Herr Bernhard Becker sees a complete contradiction in the fact that I wished to have nothing to do with an obscure international association in which he, Bernhard Becker, is supposed to have figured, while on the contrary participating with great keenness in the International Association formed last September by the leaders of the London trade unions.

Herr Bernhard Becker's gift for discrimination obviously provides support for his power of reasoning. His association, he boasts, comprised all of "400 men" in its heyday, while our Association shows so little modesty that it already numbers 10,000 members in England alone. It is, in fact, impermissible that anything of this sort should take place behind the back as it were of the "President of Mankind".

All in all, and with particular respect to Herr Bernhard Becker's abundance of abilities only briefly suggested by me, one finds that he is hardly justified in his complaints that people have sought to impose too much at once on a man like him; that people have not only forced on him the job of exercising autocratic power as his main field, but also the lesser office of "buying eggs and butter for the house", "on the side".
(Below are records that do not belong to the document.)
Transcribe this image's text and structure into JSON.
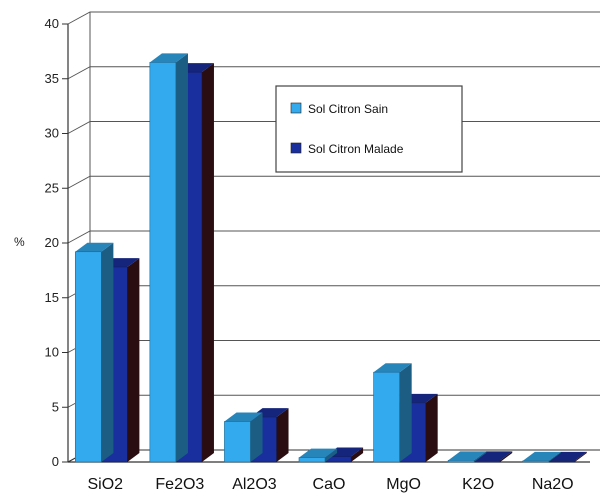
{
  "chart_data": {
    "type": "bar",
    "style": "3d-clustered",
    "title": "",
    "xlabel": "",
    "ylabel": "%",
    "ylim": [
      0,
      40
    ],
    "yticks": [
      0,
      5,
      10,
      15,
      20,
      25,
      30,
      35,
      40
    ],
    "grid": true,
    "legend_position": "top-right",
    "categories": [
      "SiO2",
      "Fe2O3",
      "Al2O3",
      "CaO",
      "MgO",
      "K2O",
      "Na2O"
    ],
    "series": [
      {
        "name": "Sol Citron Sain",
        "color": "#33aaee",
        "values": [
          19.2,
          36.5,
          3.7,
          0.4,
          8.2,
          0.15,
          0.1
        ]
      },
      {
        "name": "Sol Citron Malade",
        "color": "#1a2f9e",
        "values": [
          17.8,
          35.6,
          4.1,
          0.5,
          5.4,
          0.15,
          0.1
        ]
      }
    ]
  }
}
 It would seem, however, that a better domestic order could be achieved by re-arranging his dual functions. May his main task in future be the "buying of eggs and butter for the house", and, conversely, let him preside over mankind solely "on the side".

London, April 8, 1865

Notes

BACKGROUND: Marx wrote this article in reply to Bernhard Becker, President of the Lassallean General Association of German Workers, who spoke at a meeting of the Association's Hamburg branch on March 22 1865. His speech, published in Der Social-Demokrat, No. 39, on March 26, slandered the International Working Men's Association and also Marx, Engels and Liebknecht. On March 27 1865, Becker was stigmatized by Liebknecht at the meeting of the Association's Berlin branch. THe rank-and-file members of this organization, greatly discontented with Becker, resolved to expel him and recommend other organizations to follow suit. Similar meetings were held in many other branches. In June 1865, Becker was compelled provisionally to delegate his presidential powers to his deputy Fritzsche and he completely renounced them the following November. Marx wrote this article on his return from Holland, where he had a rest at his uncle's, Lion Philips, at Zalt-Bommel from March 19 to April 8 1865. (From the Collected Works.)